Saturday, August 17, 2013

Special Needs and the Emotional Impact

For the last three years I had pretty much convinced myself that adopting a child with special needs was completely different than giving birth to one. And for the most part, I think I am right. When I choose a child with special needs I know what I am facing. I'm prepared. Prepared for the worst even. When I gave birth to my two oldest, I dreamed about having a perfect little one with ten fingers and ten toes. I imagine that my world would have been shaken a bit if they would have had severe vision issues or limbs that didn't work. However, I barely bat an eye adopting legally blind children and a child with one arm that doesn't work. I was prepared.

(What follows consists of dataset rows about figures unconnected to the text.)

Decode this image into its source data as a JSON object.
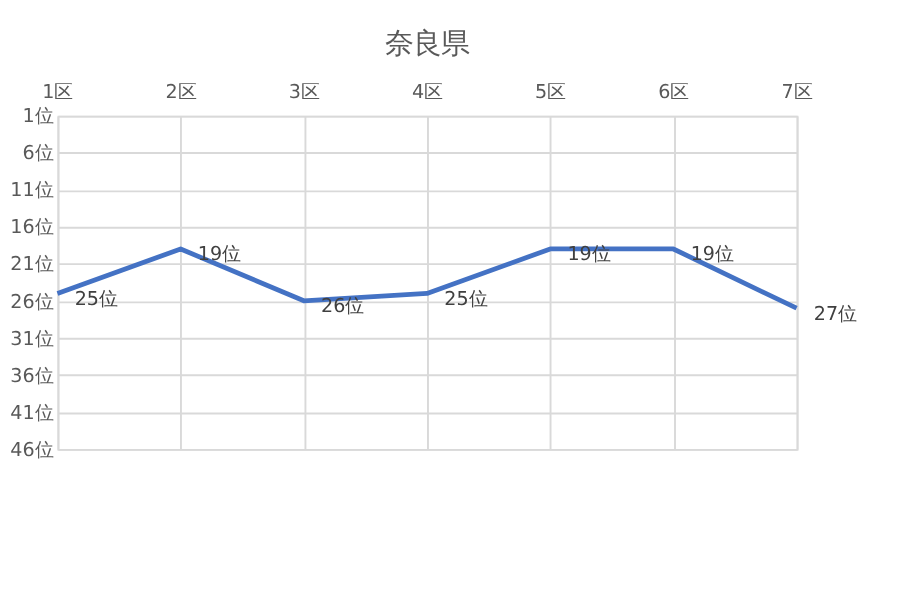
{
  "chart_data": {
    "type": "line",
    "title": "奈良県",
    "categories": [
      "1区",
      "2区",
      "3区",
      "4区",
      "5区",
      "6区",
      "7区"
    ],
    "series": [
      {
        "color": "#4472c4",
        "values": [
          25,
          19,
          26,
          25,
          19,
          19,
          27
        ],
        "value_labels": [
          "25位",
          "19位",
          "26位",
          "25位",
          "19位",
          "19位",
          "27位"
        ]
      }
    ],
    "ylim": [
      46,
      1
    ],
    "yticks": [
      {
        "value": 1,
        "label": "1位"
      },
      {
        "value": 6,
        "label": "6位"
      },
      {
        "value": 11,
        "label": "11位"
      },
      {
        "value": 16,
        "label": "16位"
      },
      {
        "value": 21,
        "label": "21位"
      },
      {
        "value": 26,
        "label": "26位"
      },
      {
        "value": 31,
        "label": "31位"
      },
      {
        "value": 36,
        "label": "36位"
      },
      {
        "value": 41,
        "label": "41位"
      },
      {
        "value": 46,
        "label": "46位"
      }
    ],
    "grid": true,
    "marker": "none",
    "line_style": "solid",
    "legend": false
  }
}
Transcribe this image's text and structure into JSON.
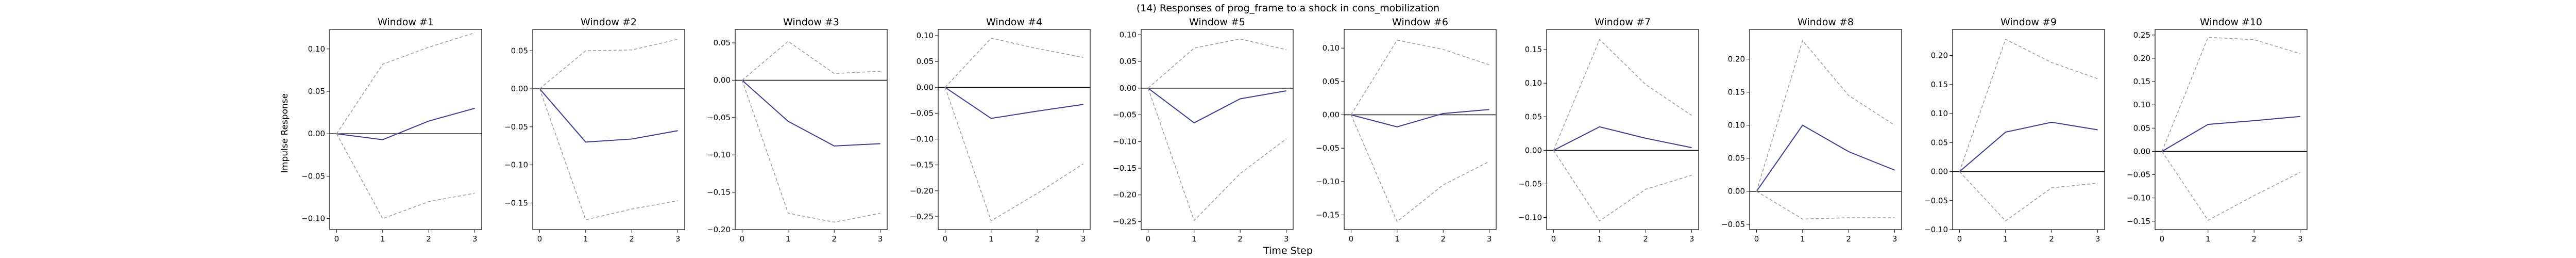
{
  "figure": {
    "suptitle": "(14) Responses of prog_frame to a shock in cons_mobilization",
    "xlabel": "Time Step",
    "ylabel": "Impulse Response"
  },
  "colors": {
    "response_line": "#3b3b8f",
    "band_line": "#999999",
    "zero_line": "#000000",
    "axes": "#000000"
  },
  "chart_data": [
    {
      "type": "line",
      "title": "Window #1",
      "x": [
        0,
        1,
        2,
        3
      ],
      "xticks": [
        "0",
        "1",
        "2",
        "3"
      ],
      "ylim": [
        -0.113,
        0.123
      ],
      "yticks": [
        -0.1,
        -0.05,
        0.0,
        0.05,
        0.1
      ],
      "yticklabels": [
        "−0.10",
        "−0.05",
        "0.00",
        "0.05",
        "0.10"
      ],
      "series": [
        {
          "role": "response",
          "values": [
            0.0,
            -0.007,
            0.015,
            0.03
          ]
        },
        {
          "role": "upper",
          "values": [
            0.0,
            0.082,
            0.102,
            0.119
          ]
        },
        {
          "role": "lower",
          "values": [
            0.0,
            -0.1,
            -0.08,
            -0.07
          ]
        }
      ]
    },
    {
      "type": "line",
      "title": "Window #2",
      "x": [
        0,
        1,
        2,
        3
      ],
      "xticks": [
        "0",
        "1",
        "2",
        "3"
      ],
      "ylim": [
        -0.185,
        0.078
      ],
      "yticks": [
        -0.15,
        -0.1,
        -0.05,
        0.0,
        0.05
      ],
      "yticklabels": [
        "−0.15",
        "−0.10",
        "−0.05",
        "0.00",
        "0.05"
      ],
      "series": [
        {
          "role": "response",
          "values": [
            0.0,
            -0.07,
            -0.066,
            -0.055
          ]
        },
        {
          "role": "upper",
          "values": [
            0.0,
            0.05,
            0.051,
            0.065
          ]
        },
        {
          "role": "lower",
          "values": [
            0.0,
            -0.172,
            -0.158,
            -0.147
          ]
        }
      ]
    },
    {
      "type": "line",
      "title": "Window #3",
      "x": [
        0,
        1,
        2,
        3
      ],
      "xticks": [
        "0",
        "1",
        "2",
        "3"
      ],
      "ylim": [
        -0.2,
        0.068
      ],
      "yticks": [
        -0.2,
        -0.15,
        -0.1,
        -0.05,
        0.0,
        0.05
      ],
      "yticklabels": [
        "−0.20",
        "−0.15",
        "−0.10",
        "−0.05",
        "0.00",
        "0.05"
      ],
      "series": [
        {
          "role": "response",
          "values": [
            0.0,
            -0.055,
            -0.088,
            -0.085
          ]
        },
        {
          "role": "upper",
          "values": [
            0.0,
            0.052,
            0.009,
            0.012
          ]
        },
        {
          "role": "lower",
          "values": [
            0.0,
            -0.178,
            -0.19,
            -0.178
          ]
        }
      ]
    },
    {
      "type": "line",
      "title": "Window #4",
      "x": [
        0,
        1,
        2,
        3
      ],
      "xticks": [
        "0",
        "1",
        "2",
        "3"
      ],
      "ylim": [
        -0.275,
        0.112
      ],
      "yticks": [
        -0.25,
        -0.2,
        -0.15,
        -0.1,
        -0.05,
        0.0,
        0.05,
        0.1
      ],
      "yticklabels": [
        "−0.25",
        "−0.20",
        "−0.15",
        "−0.10",
        "−0.05",
        "0.00",
        "0.05",
        "0.10"
      ],
      "series": [
        {
          "role": "response",
          "values": [
            0.0,
            -0.06,
            -0.046,
            -0.033
          ]
        },
        {
          "role": "upper",
          "values": [
            0.0,
            0.095,
            0.075,
            0.058
          ]
        },
        {
          "role": "lower",
          "values": [
            0.0,
            -0.258,
            -0.205,
            -0.148
          ]
        }
      ]
    },
    {
      "type": "line",
      "title": "Window #5",
      "x": [
        0,
        1,
        2,
        3
      ],
      "xticks": [
        "0",
        "1",
        "2",
        "3"
      ],
      "ylim": [
        -0.265,
        0.11
      ],
      "yticks": [
        -0.25,
        -0.2,
        -0.15,
        -0.1,
        -0.05,
        0.0,
        0.05,
        0.1
      ],
      "yticklabels": [
        "−0.25",
        "−0.20",
        "−0.15",
        "−0.10",
        "−0.05",
        "0.00",
        "0.05",
        "0.10"
      ],
      "series": [
        {
          "role": "response",
          "values": [
            0.0,
            -0.065,
            -0.02,
            -0.005
          ]
        },
        {
          "role": "upper",
          "values": [
            0.0,
            0.075,
            0.092,
            0.072
          ]
        },
        {
          "role": "lower",
          "values": [
            0.0,
            -0.248,
            -0.16,
            -0.095
          ]
        }
      ]
    },
    {
      "type": "line",
      "title": "Window #6",
      "x": [
        0,
        1,
        2,
        3
      ],
      "xticks": [
        "0",
        "1",
        "2",
        "3"
      ],
      "ylim": [
        -0.172,
        0.128
      ],
      "yticks": [
        -0.15,
        -0.1,
        -0.05,
        0.0,
        0.05,
        0.1
      ],
      "yticklabels": [
        "−0.15",
        "−0.10",
        "−0.05",
        "0.00",
        "0.05",
        "0.10"
      ],
      "series": [
        {
          "role": "response",
          "values": [
            0.0,
            -0.018,
            0.002,
            0.008
          ]
        },
        {
          "role": "upper",
          "values": [
            0.0,
            0.112,
            0.098,
            0.075
          ]
        },
        {
          "role": "lower",
          "values": [
            0.0,
            -0.16,
            -0.105,
            -0.07
          ]
        }
      ]
    },
    {
      "type": "line",
      "title": "Window #7",
      "x": [
        0,
        1,
        2,
        3
      ],
      "xticks": [
        "0",
        "1",
        "2",
        "3"
      ],
      "ylim": [
        -0.118,
        0.18
      ],
      "yticks": [
        -0.1,
        -0.05,
        0.0,
        0.05,
        0.1,
        0.15
      ],
      "yticklabels": [
        "−0.10",
        "−0.05",
        "0.00",
        "0.05",
        "0.10",
        "0.15"
      ],
      "series": [
        {
          "role": "response",
          "values": [
            0.0,
            0.035,
            0.018,
            0.004
          ]
        },
        {
          "role": "upper",
          "values": [
            0.0,
            0.165,
            0.098,
            0.052
          ]
        },
        {
          "role": "lower",
          "values": [
            0.0,
            -0.105,
            -0.058,
            -0.037
          ]
        }
      ]
    },
    {
      "type": "line",
      "title": "Window #8",
      "x": [
        0,
        1,
        2,
        3
      ],
      "xticks": [
        "0",
        "1",
        "2",
        "3"
      ],
      "ylim": [
        -0.058,
        0.245
      ],
      "yticks": [
        -0.05,
        0.0,
        0.05,
        0.1,
        0.15,
        0.2
      ],
      "yticklabels": [
        "−0.05",
        "0.00",
        "0.05",
        "0.10",
        "0.15",
        "0.20"
      ],
      "series": [
        {
          "role": "response",
          "values": [
            0.0,
            0.1,
            0.06,
            0.032
          ]
        },
        {
          "role": "upper",
          "values": [
            0.0,
            0.228,
            0.145,
            0.1
          ]
        },
        {
          "role": "lower",
          "values": [
            0.0,
            -0.042,
            -0.04,
            -0.04
          ]
        }
      ]
    },
    {
      "type": "line",
      "title": "Window #9",
      "x": [
        0,
        1,
        2,
        3
      ],
      "xticks": [
        "0",
        "1",
        "2",
        "3"
      ],
      "ylim": [
        -0.1,
        0.245
      ],
      "yticks": [
        -0.1,
        -0.05,
        0.0,
        0.05,
        0.1,
        0.15,
        0.2
      ],
      "yticklabels": [
        "−0.10",
        "−0.05",
        "0.00",
        "0.05",
        "0.10",
        "0.15",
        "0.20"
      ],
      "series": [
        {
          "role": "response",
          "values": [
            0.0,
            0.068,
            0.085,
            0.072
          ]
        },
        {
          "role": "upper",
          "values": [
            0.0,
            0.228,
            0.188,
            0.16
          ]
        },
        {
          "role": "lower",
          "values": [
            0.0,
            -0.085,
            -0.028,
            -0.02
          ]
        }
      ]
    },
    {
      "type": "line",
      "title": "Window #10",
      "x": [
        0,
        1,
        2,
        3
      ],
      "xticks": [
        "0",
        "1",
        "2",
        "3"
      ],
      "ylim": [
        -0.168,
        0.262
      ],
      "yticks": [
        -0.15,
        -0.1,
        -0.05,
        0.0,
        0.05,
        0.1,
        0.15,
        0.2,
        0.25
      ],
      "yticklabels": [
        "−0.15",
        "−0.10",
        "−0.05",
        "0.00",
        "0.05",
        "0.10",
        "0.15",
        "0.20",
        "0.25"
      ],
      "series": [
        {
          "role": "response",
          "values": [
            0.0,
            0.058,
            0.066,
            0.075
          ]
        },
        {
          "role": "upper",
          "values": [
            0.0,
            0.245,
            0.24,
            0.21
          ]
        },
        {
          "role": "lower",
          "values": [
            0.0,
            -0.148,
            -0.095,
            -0.045
          ]
        }
      ]
    }
  ]
}
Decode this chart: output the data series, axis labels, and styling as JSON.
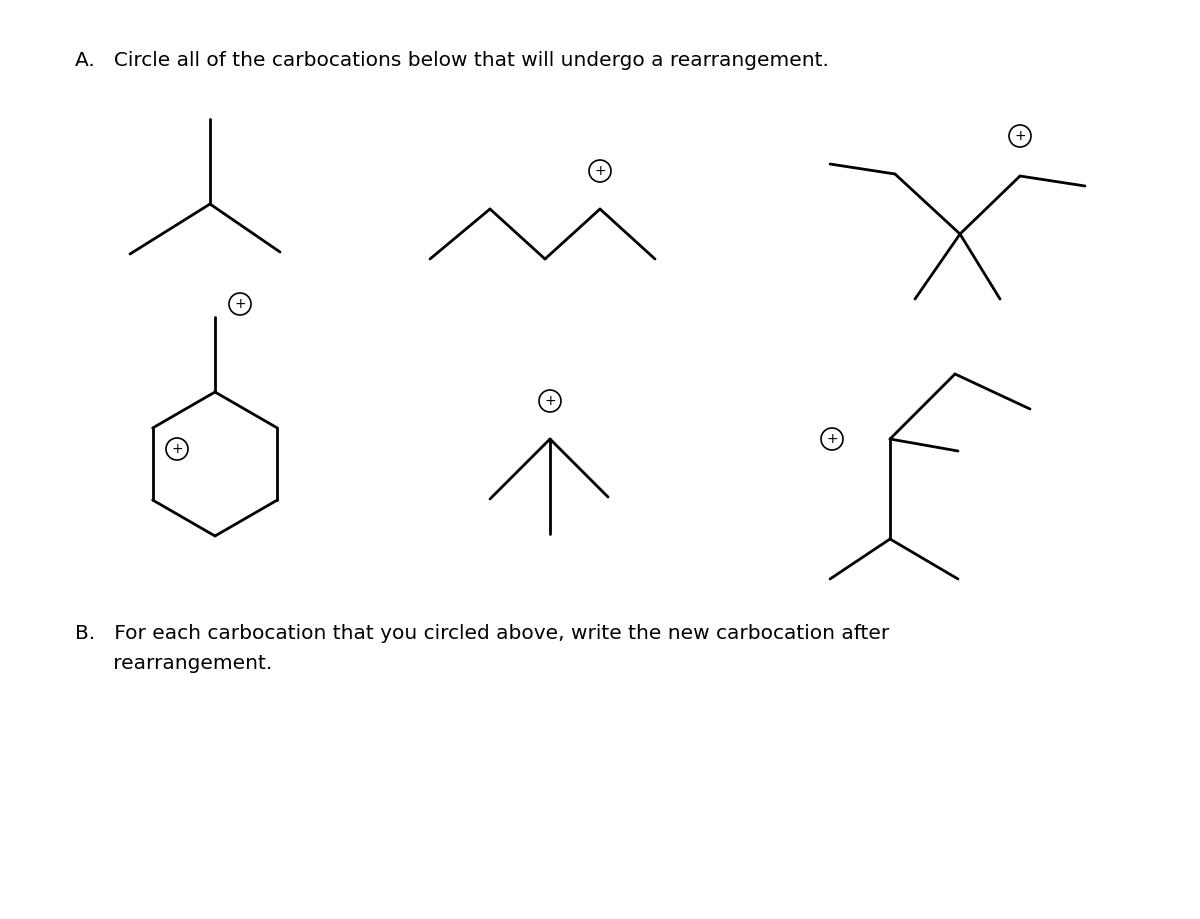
{
  "title_a": "A.   Circle all of the carbocations below that will undergo a rearrangement.",
  "title_b_line1": "B.   For each carbocation that you circled above, write the new carbocation after",
  "title_b_line2": "      rearrangement.",
  "background_color": "#ffffff",
  "text_color": "#000000",
  "line_color": "#000000",
  "line_width": 2.0,
  "label_fontsize": 14.5
}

My friends and I toss around a phrase about the special needs are children have. It goes something like "____ is overrated." You could fill in the blank. Having two arms is overrated. Having perfect vision is overrated. It's not meant to make light of their disabilities, but to recognize that those disabilities do not define them. They can accomplish whatever they set their minds to. God will use them for His glory. They are defined by the fact that they are a child of God.

Then along comes Kaelyn.  Our sweet, sweet girl.

I was not prepared.

I was not prepared for the six year old that acted two. I was not prepared for the battle of getting help. I was not prepared for the emotional impact of dealing with a child with developmental delays. There are many times when I find myself holding back tears when talking to a medical professional. This is hard stuff. I have no idea what her future holds. While who she is is defined by being a child of God, her delays will greatly impact her life. I feel a huge weight to teach her and help her reach her fullest potential.

My head knows that God will provide and that He will carry us through this. I know that His plan is greater than any I could dream of. But, my heart hasn't caught up yet. I'm grieving what should be. I'm still letting go of my dream of a little six year old girl that can keep up with others her age.

This is where I realize that it's the unknown special needs that create such an emotional impact. The unknown is scary. It's hard to let go of what you thought your child would be like.

I don't have a lot of answers right now. Someday I will be able to write an update to this post giving Him glory for all He has done in Kaelyn's life. I praise the Lord every day for bringing her into our lives. I'm just still processing the impact that her needs have made on our lives.

A wonderful, wise friend of mine wrote this to me:

Kaelyn is fearfully and wonderfully made by a loving Creator Who has specific things for her to do in the Kingdom. I know it's hard for you! I'm not making light of that, but I have been convicted and learning lately about how the Body works best when all members are utilized, including those whose broken-ness is more obvious than the rest of us. I am looking forward to hearing about Kaelyn's part in the Body!

This has been such an encouragement to me and I am working on trusting Him who loves Kaelyn more than I ever could.

1 comment:

  1. Hi Liz, after reading this blog I totally related to it. I too have a son who is 3 and globally delayed. Every day is a challenge, I try and stay strong in the word to keep me going. ...your words really touched my heart as sometimes it can feel very lonley. Bless you.